A systematic architectural solution to reduce power consumption is the usage of massively parallel processing. For a given computational performance, one can reduce the operating frequency and therefore the operating voltage and the power consumption.

The DSP processor has been generated by means of Mistral2 [5], a high-level architectural synthesis tool which uses a DFL or C description of the algorithm as input. This tool is integrated in a consistent design environment which provides support for high-level and bit-true simulation, architectural synthesis, optimization, and validation (Fig. 3).

The generic architecture of the generated processor is shown in Fig. 4. It can be noticed that there is a complete freedom on the number of execution units and on the way they are interconnected. Therefore, one can add any kind of hardware resources which are needed to enhance the processing bandwith. The exploration of the design space is very fast, so one can experiment a new architecture and its effects on performances in a couple of minutes.

The optimizations performed at the DSP level were to configure the datapath to always have the longest possible pipeline to execute a specific loop of the algorithm. This has two advantages.

- 1) The DSP operating frequency is reduced by parallelism.
- 2) The number of memory accesses is drastically reduced.

An example of the joint optimization performed on both dataflow and function level is a 128-point real-data fast Fourier transform (FFT) implementation. Typical algorithms are usually optimized for the number of operations, but rarely in terms of memory accesses, which is equally relevant from a power point of view. The implemented FFT algorithm instead minimizes memory accesses through the choice of a high radix butterfly and by integrating data windowing and filtering operations within the pipeline. This modified radix-8 implementation of a dedicated real-data FFT algorithm (derived from [6], Fig. 5) results in a seven-stage pipeline implementation (Fig. 6). The high radix not only guarantees a high throughput at low operating frequencies (158 cycles to process the 128-real-points FFT) but minimizes the number of memory accesses and operation count as well. In particular, the number of power costly general complex multiplications is limited to a mere 64 per execution of the FFT. The complete FFT processing results in 3296 22-bits operations (640 memory accesses, 544 multiplications, and 2112 additions) performed in 158 cycles; therefore the DSP executes on average over 20 operations per clock cycle.

A central element of the DSP is the complex multiplier, made out of three Wallace tree multipliers and five adders. This element is reused in several ways in different pipelines for the FFT, nonlinear functions (Figs. 6 and 7), or other parts of the algorithm. The possibility to create these different pipelines originates from the many different operations a specific



Fig. 4. Generic Mistral2-generated DSP architecture.



Fig. 5. Signal flow graph of one of the four radix-8 butterflies used to implement the 128-real-points FFT.

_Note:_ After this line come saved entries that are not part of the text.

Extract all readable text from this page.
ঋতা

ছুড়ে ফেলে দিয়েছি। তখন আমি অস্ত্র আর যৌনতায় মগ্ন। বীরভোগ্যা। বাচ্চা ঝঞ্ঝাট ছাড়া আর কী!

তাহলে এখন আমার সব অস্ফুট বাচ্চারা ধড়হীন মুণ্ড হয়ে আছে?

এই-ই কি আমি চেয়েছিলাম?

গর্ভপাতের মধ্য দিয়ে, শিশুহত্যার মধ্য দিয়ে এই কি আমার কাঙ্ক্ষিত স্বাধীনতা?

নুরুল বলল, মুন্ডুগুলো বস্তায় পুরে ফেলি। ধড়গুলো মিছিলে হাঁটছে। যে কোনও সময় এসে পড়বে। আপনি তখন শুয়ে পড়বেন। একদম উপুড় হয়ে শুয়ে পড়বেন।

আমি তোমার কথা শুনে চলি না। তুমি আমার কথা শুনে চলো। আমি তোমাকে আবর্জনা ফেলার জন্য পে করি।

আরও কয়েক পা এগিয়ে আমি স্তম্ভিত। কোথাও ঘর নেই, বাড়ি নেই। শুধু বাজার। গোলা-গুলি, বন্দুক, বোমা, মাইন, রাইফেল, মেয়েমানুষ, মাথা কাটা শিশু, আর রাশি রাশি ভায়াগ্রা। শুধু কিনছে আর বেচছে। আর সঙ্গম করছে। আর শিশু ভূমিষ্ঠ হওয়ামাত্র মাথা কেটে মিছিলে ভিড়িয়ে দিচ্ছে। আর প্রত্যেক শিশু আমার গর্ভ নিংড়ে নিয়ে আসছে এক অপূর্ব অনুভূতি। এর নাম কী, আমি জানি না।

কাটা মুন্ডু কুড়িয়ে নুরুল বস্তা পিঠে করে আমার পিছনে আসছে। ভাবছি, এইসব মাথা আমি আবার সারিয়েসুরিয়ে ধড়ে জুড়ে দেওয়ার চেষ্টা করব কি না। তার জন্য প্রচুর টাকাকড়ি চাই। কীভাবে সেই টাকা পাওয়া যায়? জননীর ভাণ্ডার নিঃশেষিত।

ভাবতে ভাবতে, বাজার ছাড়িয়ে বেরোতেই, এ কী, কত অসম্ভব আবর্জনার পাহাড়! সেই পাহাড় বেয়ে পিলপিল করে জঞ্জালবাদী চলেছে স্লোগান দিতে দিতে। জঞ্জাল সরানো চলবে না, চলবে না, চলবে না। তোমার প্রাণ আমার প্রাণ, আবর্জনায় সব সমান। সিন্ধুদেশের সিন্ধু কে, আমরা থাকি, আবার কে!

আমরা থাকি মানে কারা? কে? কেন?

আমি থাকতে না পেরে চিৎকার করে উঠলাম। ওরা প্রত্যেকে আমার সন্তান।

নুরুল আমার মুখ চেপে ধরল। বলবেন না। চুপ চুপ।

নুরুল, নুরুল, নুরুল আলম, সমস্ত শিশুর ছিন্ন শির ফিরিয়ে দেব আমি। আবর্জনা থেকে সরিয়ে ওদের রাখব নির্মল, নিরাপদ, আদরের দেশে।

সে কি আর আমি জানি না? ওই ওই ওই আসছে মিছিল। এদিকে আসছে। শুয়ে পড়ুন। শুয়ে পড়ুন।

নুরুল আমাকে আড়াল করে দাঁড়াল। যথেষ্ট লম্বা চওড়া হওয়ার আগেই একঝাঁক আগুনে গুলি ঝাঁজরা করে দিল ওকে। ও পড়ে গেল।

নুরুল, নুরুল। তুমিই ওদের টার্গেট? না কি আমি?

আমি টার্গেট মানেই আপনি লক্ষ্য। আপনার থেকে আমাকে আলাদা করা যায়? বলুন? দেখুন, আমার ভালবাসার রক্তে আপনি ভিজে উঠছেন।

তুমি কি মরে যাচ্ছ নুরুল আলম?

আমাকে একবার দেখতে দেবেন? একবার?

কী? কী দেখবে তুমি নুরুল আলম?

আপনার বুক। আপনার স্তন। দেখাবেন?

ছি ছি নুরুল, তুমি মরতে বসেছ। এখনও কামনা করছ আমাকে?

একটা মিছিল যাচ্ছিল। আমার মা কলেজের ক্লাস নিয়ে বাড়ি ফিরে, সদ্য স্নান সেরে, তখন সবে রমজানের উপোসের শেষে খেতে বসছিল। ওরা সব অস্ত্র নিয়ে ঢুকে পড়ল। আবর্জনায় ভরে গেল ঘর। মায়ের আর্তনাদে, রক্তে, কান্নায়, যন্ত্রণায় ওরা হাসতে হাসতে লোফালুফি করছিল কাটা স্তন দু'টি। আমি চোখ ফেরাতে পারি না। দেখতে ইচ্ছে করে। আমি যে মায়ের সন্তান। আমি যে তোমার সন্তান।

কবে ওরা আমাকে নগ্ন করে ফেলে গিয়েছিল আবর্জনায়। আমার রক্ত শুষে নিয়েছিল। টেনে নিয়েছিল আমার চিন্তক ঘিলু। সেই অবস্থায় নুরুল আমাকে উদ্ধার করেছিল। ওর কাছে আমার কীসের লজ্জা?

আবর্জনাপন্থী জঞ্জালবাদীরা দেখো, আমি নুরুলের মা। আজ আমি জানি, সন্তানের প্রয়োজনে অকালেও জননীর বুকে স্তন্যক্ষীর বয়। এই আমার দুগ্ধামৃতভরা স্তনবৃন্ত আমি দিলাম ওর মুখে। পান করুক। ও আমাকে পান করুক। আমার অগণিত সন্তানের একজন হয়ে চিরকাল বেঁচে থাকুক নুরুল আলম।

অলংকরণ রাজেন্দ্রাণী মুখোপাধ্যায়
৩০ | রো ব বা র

hardware unit can perform. There are twelve modes for the complex multiplier, which makes it versatile at a minimal hardware overhead cost compared to its basic function. The granularity of the operations is an important factor as well: simple general-purpose execution units can easily be reused in different pipelines. The nonlinear functions have for example been spread over different units which are combined in several ways in three-stages pipelines to compute the various nonlinear functions (Fig. 7). Special care has been taken in the control part of the DSP to keep the inputs of the execution units stable when they are not used to perform an useful operation, therefore reducing the activity. A peephole optimization technique was implemented in the architectural synthesis tool for this purpose. The way the DSP accesses the memories has been enhanced as well, supporting now three kinds of operations, READ, WRITE, and NOP, thus taking full advantage of the almost-zero power consumption of the memories when they are not accessed.



Fig. 6. Simplified radix-8 FFT pipeline (bypasses are not shown).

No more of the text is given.